When we look at the global petroleum market, we must differentiate between two separate and very distinct types of producers: low-cost producers and high-cost producers. When laymen look at the industry, they usually only look at the price per barrel to help determine whether the products they purchase (such as gasoline) will be high or low. What investors look at, or need to look at, is a far more important metric: the all-in production and operational cost per barrel.

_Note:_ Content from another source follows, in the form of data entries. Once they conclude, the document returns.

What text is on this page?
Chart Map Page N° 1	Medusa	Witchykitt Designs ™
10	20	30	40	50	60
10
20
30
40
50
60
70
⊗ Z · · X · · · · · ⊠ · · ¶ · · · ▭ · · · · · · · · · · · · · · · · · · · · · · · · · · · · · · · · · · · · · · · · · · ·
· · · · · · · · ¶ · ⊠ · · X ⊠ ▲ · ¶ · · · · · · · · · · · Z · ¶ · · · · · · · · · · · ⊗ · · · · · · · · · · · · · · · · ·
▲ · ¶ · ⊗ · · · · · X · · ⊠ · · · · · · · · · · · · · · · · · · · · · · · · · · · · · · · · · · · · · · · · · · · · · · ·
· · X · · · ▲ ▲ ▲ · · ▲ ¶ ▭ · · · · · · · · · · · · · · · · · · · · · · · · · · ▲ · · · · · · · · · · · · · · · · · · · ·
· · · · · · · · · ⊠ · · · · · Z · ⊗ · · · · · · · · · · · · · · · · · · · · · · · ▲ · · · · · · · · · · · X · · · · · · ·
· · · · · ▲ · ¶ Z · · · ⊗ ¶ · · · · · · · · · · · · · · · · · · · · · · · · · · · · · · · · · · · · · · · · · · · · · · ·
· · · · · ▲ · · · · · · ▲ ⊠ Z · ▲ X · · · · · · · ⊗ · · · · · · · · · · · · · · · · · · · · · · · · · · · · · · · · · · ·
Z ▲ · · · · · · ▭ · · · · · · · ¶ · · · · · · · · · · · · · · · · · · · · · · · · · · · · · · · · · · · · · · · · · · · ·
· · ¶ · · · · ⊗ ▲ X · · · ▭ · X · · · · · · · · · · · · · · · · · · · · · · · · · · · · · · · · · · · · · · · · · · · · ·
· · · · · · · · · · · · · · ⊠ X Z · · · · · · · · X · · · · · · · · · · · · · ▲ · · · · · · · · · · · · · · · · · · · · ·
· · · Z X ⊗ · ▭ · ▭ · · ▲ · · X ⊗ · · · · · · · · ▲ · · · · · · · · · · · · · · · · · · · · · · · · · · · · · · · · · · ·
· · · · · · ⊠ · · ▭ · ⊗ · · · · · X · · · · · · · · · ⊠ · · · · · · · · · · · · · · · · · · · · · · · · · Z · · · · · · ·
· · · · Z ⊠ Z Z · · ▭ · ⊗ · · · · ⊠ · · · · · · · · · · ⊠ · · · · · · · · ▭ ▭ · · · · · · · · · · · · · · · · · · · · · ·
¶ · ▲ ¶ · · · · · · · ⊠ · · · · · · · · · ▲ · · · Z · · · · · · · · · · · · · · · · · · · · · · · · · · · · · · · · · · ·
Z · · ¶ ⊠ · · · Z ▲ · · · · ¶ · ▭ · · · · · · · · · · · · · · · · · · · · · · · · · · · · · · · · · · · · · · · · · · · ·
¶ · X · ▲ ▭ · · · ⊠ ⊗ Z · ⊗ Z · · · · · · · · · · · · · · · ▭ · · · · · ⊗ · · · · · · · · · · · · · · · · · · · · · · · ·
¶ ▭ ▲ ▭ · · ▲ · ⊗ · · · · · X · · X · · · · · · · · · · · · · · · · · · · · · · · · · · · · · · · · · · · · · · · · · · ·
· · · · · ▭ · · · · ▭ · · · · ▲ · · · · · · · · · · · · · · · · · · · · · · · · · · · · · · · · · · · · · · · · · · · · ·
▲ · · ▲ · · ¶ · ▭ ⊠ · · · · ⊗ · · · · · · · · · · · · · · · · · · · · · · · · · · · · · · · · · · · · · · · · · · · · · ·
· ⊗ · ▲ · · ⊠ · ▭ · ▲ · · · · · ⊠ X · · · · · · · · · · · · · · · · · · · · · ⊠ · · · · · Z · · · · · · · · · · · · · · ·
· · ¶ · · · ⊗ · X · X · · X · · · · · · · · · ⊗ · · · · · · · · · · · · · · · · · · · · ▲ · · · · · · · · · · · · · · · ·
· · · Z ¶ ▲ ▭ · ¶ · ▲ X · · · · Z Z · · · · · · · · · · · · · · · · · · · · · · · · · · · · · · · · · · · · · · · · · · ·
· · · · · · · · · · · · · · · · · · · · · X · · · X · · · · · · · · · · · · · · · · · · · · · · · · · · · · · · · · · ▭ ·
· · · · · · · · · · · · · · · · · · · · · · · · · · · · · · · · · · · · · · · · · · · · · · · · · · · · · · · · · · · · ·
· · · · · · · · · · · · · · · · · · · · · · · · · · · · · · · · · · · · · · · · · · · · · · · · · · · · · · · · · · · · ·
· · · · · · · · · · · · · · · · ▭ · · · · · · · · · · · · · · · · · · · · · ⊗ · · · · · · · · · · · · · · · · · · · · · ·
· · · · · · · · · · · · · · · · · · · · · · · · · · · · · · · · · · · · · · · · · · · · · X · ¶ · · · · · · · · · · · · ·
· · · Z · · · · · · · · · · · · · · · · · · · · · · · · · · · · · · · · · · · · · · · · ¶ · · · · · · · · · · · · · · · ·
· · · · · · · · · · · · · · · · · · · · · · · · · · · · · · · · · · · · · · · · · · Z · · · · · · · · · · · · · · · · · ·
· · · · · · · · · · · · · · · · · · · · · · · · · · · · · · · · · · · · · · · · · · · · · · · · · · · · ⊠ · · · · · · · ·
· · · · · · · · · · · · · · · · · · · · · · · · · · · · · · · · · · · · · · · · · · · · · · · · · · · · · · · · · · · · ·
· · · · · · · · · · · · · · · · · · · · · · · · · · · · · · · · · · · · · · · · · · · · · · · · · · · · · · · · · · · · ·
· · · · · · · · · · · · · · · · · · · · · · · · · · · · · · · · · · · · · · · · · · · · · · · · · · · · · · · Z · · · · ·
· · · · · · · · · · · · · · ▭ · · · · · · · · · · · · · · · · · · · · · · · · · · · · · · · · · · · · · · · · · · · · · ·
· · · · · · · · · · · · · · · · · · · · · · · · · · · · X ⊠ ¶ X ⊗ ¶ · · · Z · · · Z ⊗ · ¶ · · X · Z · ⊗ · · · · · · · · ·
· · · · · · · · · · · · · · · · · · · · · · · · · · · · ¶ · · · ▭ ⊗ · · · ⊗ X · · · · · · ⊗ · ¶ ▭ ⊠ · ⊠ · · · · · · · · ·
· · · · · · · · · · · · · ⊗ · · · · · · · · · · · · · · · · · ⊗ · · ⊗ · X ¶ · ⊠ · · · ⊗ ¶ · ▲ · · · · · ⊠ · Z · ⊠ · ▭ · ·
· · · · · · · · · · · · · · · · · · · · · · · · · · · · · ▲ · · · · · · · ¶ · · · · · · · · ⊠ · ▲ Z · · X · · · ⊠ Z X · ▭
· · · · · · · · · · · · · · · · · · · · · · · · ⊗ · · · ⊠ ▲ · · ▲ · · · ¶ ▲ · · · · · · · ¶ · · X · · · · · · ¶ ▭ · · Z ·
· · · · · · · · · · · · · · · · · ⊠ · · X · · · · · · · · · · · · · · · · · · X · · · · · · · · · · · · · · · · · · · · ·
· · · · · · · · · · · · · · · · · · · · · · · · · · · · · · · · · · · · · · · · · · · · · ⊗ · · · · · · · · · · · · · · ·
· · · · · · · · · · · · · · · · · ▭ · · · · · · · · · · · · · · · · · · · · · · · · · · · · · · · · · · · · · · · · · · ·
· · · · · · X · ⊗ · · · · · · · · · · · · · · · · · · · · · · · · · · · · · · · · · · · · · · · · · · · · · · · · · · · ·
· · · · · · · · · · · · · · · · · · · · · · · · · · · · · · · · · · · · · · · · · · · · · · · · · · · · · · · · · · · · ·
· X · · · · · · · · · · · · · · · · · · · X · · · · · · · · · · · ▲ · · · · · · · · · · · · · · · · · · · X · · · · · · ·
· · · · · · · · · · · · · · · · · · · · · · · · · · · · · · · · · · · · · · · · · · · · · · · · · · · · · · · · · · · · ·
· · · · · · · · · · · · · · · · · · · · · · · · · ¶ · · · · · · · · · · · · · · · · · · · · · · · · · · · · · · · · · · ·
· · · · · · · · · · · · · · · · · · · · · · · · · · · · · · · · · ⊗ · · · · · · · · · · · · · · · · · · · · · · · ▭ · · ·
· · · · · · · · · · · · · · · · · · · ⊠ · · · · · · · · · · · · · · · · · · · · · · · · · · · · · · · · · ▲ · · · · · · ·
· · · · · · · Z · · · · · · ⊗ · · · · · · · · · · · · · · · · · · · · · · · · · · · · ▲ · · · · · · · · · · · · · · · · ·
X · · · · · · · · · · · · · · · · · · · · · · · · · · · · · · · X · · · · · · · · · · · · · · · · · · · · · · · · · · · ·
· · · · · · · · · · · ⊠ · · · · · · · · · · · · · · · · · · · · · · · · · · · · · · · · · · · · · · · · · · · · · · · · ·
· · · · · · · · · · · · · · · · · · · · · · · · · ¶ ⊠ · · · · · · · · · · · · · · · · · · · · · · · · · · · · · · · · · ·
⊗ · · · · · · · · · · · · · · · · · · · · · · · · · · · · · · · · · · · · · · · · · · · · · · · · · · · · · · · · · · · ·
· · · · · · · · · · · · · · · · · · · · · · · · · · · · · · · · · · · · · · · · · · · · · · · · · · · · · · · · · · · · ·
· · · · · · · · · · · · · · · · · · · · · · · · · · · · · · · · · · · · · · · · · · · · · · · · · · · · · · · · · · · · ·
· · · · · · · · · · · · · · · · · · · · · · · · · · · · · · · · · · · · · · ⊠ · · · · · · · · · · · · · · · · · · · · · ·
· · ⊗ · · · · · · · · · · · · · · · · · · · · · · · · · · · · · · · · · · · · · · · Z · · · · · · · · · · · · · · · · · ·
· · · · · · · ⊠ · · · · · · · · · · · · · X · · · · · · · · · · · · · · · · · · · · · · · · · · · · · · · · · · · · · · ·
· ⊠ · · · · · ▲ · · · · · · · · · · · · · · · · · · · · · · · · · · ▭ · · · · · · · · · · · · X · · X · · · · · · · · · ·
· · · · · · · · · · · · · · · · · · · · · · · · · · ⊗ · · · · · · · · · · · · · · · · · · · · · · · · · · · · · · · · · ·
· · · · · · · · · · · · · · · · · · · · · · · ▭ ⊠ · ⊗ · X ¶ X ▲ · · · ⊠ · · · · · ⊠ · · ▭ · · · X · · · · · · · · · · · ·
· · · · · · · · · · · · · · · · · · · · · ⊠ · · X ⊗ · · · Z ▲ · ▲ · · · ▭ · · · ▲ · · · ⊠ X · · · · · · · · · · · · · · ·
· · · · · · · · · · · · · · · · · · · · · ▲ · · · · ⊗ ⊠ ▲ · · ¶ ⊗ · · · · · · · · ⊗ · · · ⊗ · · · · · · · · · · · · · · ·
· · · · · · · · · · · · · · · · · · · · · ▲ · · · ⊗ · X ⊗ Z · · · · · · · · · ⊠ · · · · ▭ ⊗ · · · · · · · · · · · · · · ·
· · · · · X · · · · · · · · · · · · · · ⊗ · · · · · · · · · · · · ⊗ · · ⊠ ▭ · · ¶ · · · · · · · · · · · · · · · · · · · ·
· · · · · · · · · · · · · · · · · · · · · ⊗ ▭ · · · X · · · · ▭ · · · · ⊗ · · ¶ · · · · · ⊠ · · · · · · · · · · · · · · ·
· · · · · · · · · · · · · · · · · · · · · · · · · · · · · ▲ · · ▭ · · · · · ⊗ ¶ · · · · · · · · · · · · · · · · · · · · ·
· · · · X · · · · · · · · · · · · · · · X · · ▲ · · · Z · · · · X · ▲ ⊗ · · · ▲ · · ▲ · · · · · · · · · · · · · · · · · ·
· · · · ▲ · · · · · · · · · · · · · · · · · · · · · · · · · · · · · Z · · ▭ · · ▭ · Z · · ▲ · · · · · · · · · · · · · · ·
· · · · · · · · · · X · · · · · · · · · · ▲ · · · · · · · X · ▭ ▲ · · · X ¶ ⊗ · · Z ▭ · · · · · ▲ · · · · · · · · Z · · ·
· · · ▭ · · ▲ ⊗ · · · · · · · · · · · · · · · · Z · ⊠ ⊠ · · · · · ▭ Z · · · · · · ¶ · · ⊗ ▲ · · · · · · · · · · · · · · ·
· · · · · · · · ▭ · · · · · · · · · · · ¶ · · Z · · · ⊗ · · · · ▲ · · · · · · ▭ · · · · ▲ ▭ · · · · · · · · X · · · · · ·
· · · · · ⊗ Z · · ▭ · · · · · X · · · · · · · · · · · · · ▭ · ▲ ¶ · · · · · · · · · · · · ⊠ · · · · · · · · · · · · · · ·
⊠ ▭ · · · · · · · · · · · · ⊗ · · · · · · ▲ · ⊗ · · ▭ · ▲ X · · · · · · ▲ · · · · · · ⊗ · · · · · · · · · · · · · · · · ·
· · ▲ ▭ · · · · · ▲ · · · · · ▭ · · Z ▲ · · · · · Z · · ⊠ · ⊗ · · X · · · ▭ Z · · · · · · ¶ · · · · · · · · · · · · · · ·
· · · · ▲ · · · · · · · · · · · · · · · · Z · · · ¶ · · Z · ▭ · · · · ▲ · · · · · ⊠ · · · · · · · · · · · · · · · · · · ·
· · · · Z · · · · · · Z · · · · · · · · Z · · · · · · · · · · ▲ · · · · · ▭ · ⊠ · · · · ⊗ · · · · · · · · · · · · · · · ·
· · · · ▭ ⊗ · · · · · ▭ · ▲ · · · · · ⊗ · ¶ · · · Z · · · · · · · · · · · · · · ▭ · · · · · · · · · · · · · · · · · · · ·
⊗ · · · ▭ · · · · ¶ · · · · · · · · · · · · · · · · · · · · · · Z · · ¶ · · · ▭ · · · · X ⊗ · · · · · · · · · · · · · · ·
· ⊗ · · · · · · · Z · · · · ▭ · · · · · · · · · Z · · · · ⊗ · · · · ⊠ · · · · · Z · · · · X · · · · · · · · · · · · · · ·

Operational Cost Per Barrel
In times of elevated oil prices (more than $100 per barrel), it seems that all oil producers are equal because they are all generating returns well above their initial production costs. When the price a barrel fetches in the open market begins to fall, this is when the differential between low-cost producers and high-cost producers becomes very stark. And this is when laymen need to put on investors’ goggles to truly understand the dynamics of the oil market, and to position to benefit.
In this environment of lower oil prices, we are seeing the winners and losers on the supply side of the equation (note I’m not using the term “low oil prices,” because I don’t qualify $80 a barrel as low by any historical standard; low oil prices are what we saw 15-20 years ago when prices were at $10 a barrel). Lower oil prices have an effect both on high-cost and low-cost producers; in this case, the low-cost producers are able to bear the brunt of lower prices while producers with a higher cost base are either going out of business or are taking huge hits to their operational margins.
Low Cost vs. High Cost Producers
In the spectrum of petroleum cost production, you find many different players, differentiated by geography, technology and quality. At the end of the day, cost is a function of reservoir operations. The lowest-cost producers are the traditional oil producers, such as Saudi Arabia, the UAE and even parts of the United States.
When you go down to the country level, cost is a function of reservoir location. Generally speaking, the lowest cost oil is located in onshore locations; offshore oil is generally more expensive than onshore, due to the technological extraction methods employed; and finally shale oil that requires “fracking” techniques to get it out of the ground is on the costliest side of the spectrum.